The institutions the U.S. government has established to house “unaccompanied” migrant children and minors bear a jarring resemblance to those in which children with disabilities ended up. They were large, bureaucratic, and run to maximize efficiency. They were socially and geographically isolated, with services provided on the premises. They afforded scant privacy, little dignity, and scarce comfort to the children they housed.

More than anything, like the former Walmart in Texas that now functions as a migrant shelter – one of the few that reporters have been able to tour – these were spaces designed to segregate and dehumanize members of a vulnerable population.

What we have learned is that these institutional conditions invariably paved the way for violence. Indeed, institutional survivors from across North America relate daily experiences of verbal harassment and humiliation, forced medication, coerced unpaid labour, solitary confinement, physical beatings and sexual abuse.

Predictably, the same patterns of violence are beginning to surface from facilities used to house children in the United States. Recent allegations against the Shiloh Treatment Centre in near Houston (currently holding migrant youth) maintain that children there are being forcibly drugged with powerful psychiatric medication to ensure behavioural compliance.

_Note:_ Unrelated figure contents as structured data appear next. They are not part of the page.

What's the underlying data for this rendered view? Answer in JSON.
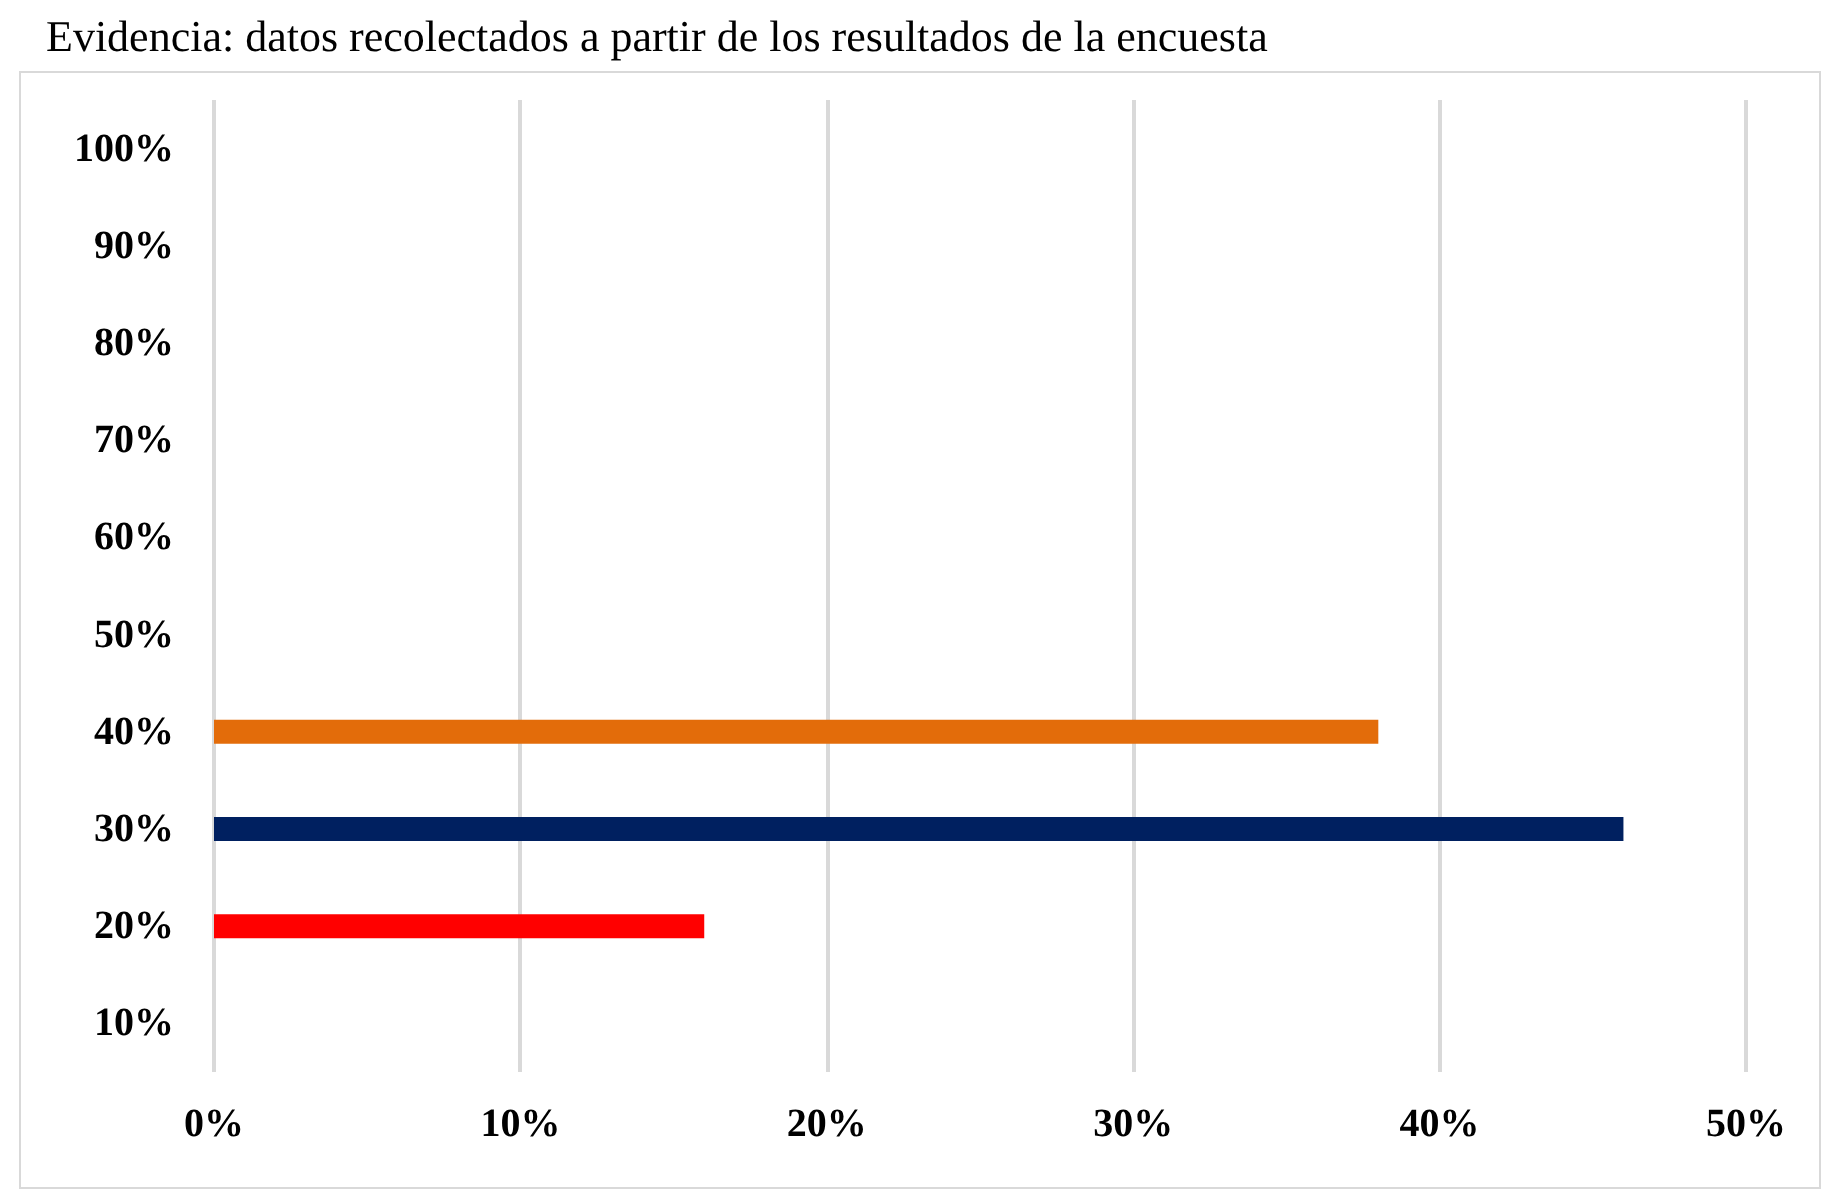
{
  "chart_data": {
    "type": "bar",
    "orientation": "horizontal",
    "title": "Evidencia: datos recolectados a partir de los resultados de la encuesta",
    "categories": [
      "100%",
      "90%",
      "80%",
      "70%",
      "60%",
      "50%",
      "40%",
      "30%",
      "20%",
      "10%"
    ],
    "values": [
      null,
      null,
      null,
      null,
      null,
      null,
      38,
      46,
      16,
      null
    ],
    "colors": [
      "#e36c0a",
      "#e36c0a",
      "#e36c0a",
      "#e36c0a",
      "#e36c0a",
      "#e36c0a",
      "#e36c0a",
      "#002060",
      "#ff0000",
      "#ff0000"
    ],
    "xlim": [
      0,
      50
    ],
    "xticks": [
      {
        "value": 0,
        "label": "0%"
      },
      {
        "value": 10,
        "label": "10%"
      },
      {
        "value": 20,
        "label": "20%"
      },
      {
        "value": 30,
        "label": "30%"
      },
      {
        "value": 40,
        "label": "40%"
      },
      {
        "value": 50,
        "label": "50%"
      }
    ],
    "grid": "x"
  }
}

Similarly, youth held on administrative immigration charges at the Shenandoah Valley Juvenile Center near Staunton, Va., allege inhumane treatment such as beatings and being held for long periods naked in solitary confinement.

We are heartbroken but not surprised. These are precisely the stories of institutional violence that survivors of institutionalization have told us for years.

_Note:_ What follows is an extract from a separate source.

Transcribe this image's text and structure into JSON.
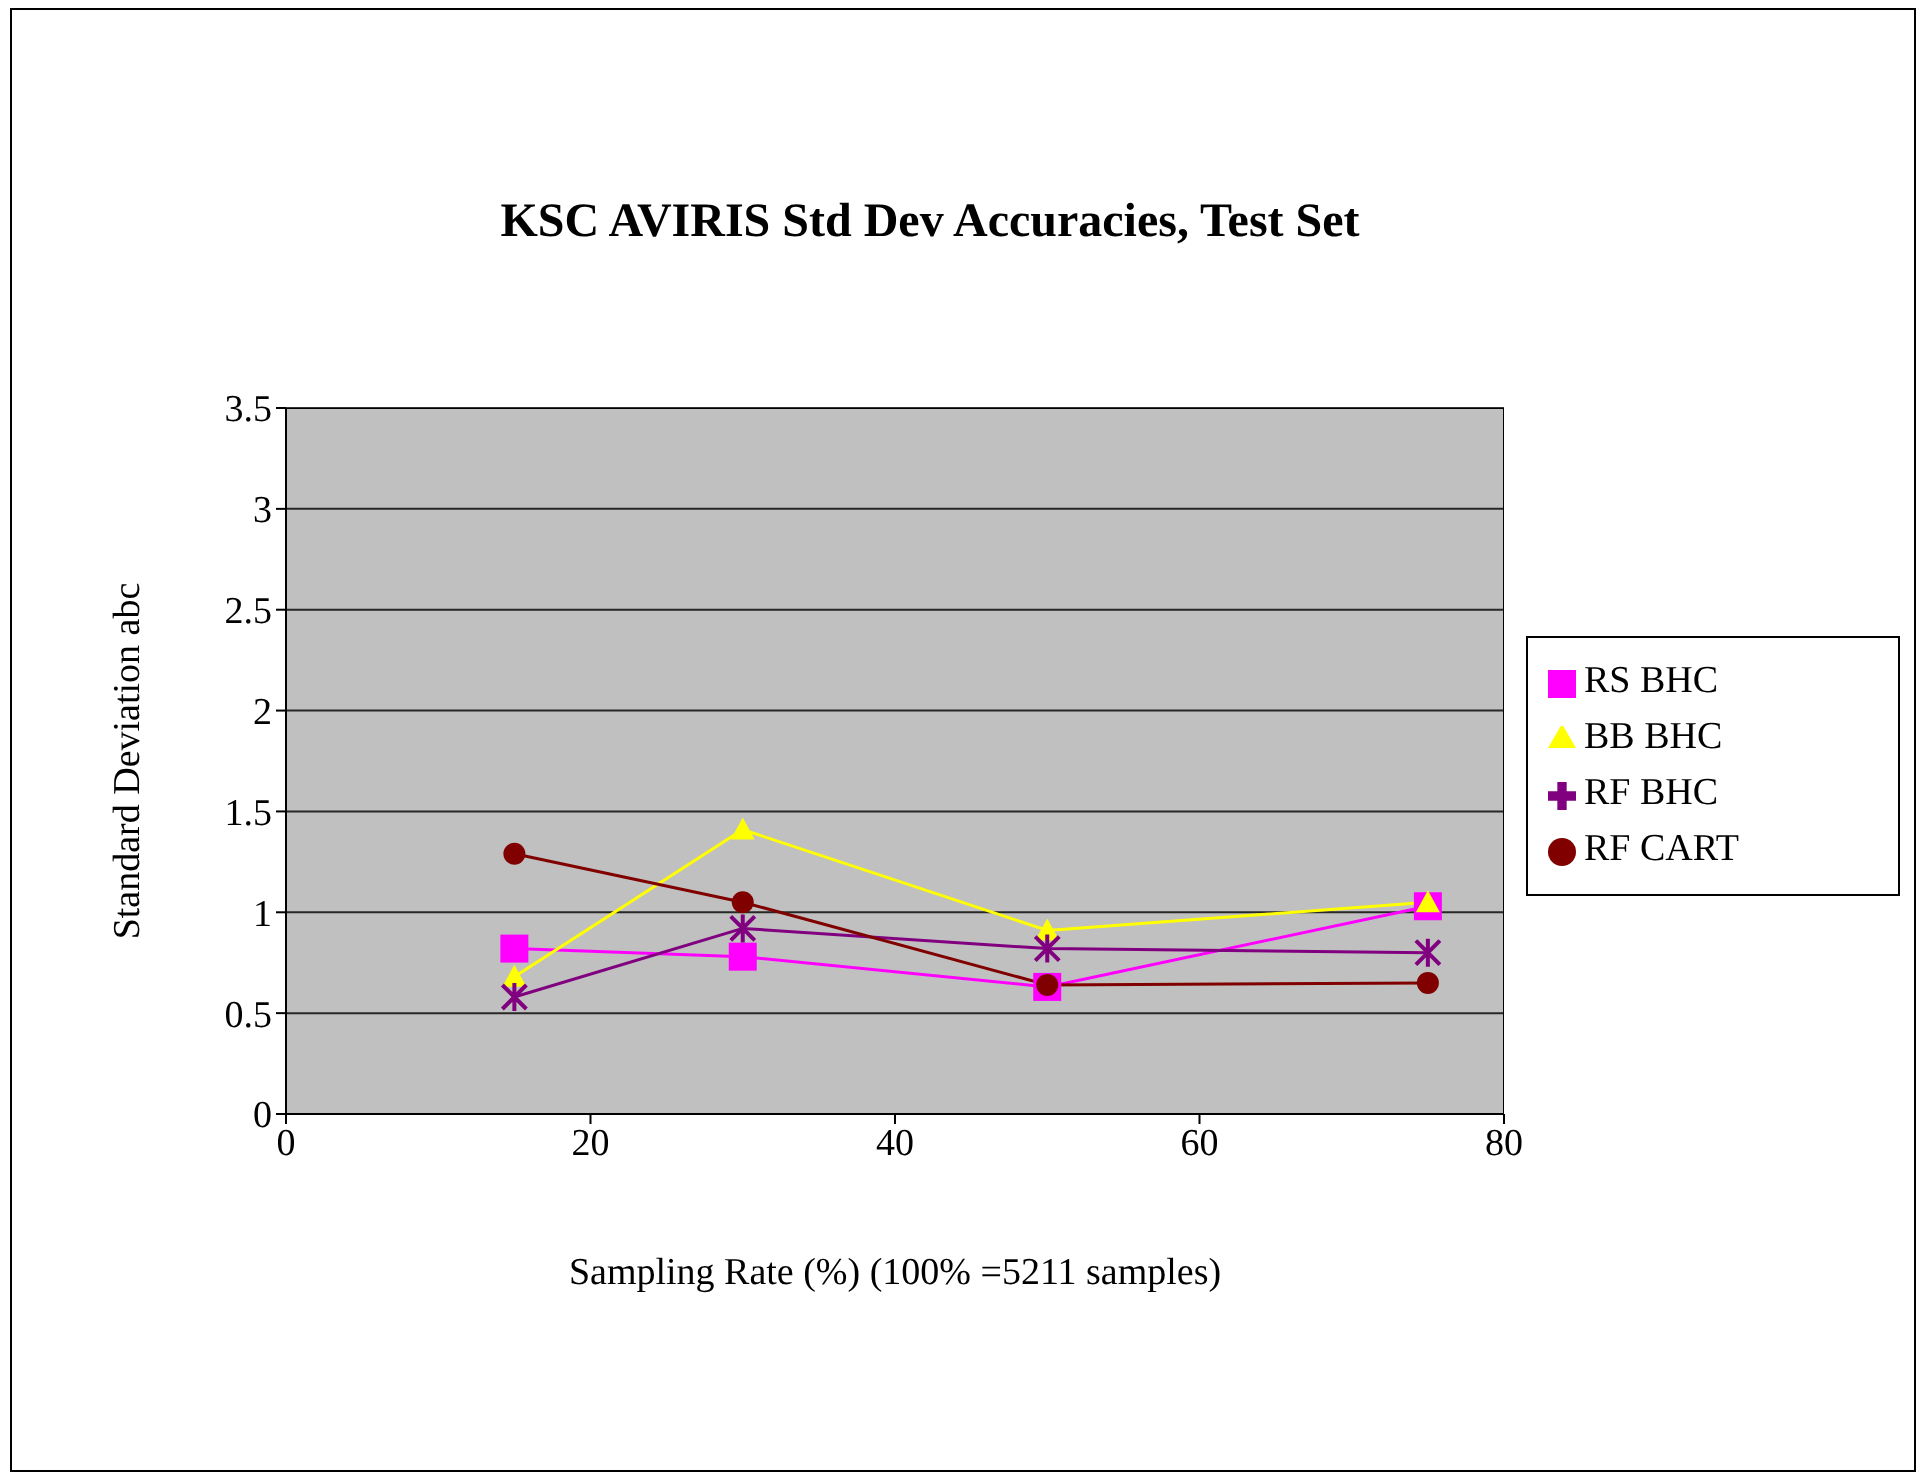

While it is tempting to believe the current cheery rhetoric regarding the fitness of contemporary institutions designed to care for and house detained immigrant kids, our research indicates that this is rarely, if ever, the case. The drive to care for large numbers of people efficiently necessarily means that individualized care is sacrificed in an effort to contain costs.

Rather, what occur are daily violations and humiliations, which keep the facility running smoothly but pave the way for more overt forms of violence. These violations are even more extreme when the incarcerated population is both culturally devalued and socially invisible.

While incarcerating migrant children with their parents may appear to be an improvement, similar conditions are still likely to occur. Adult jails, after all, are rife with abuse – and certainly no place for children.

History reminds us, then: we have reason to fear the worst. Incarceration is nothing like summer camp.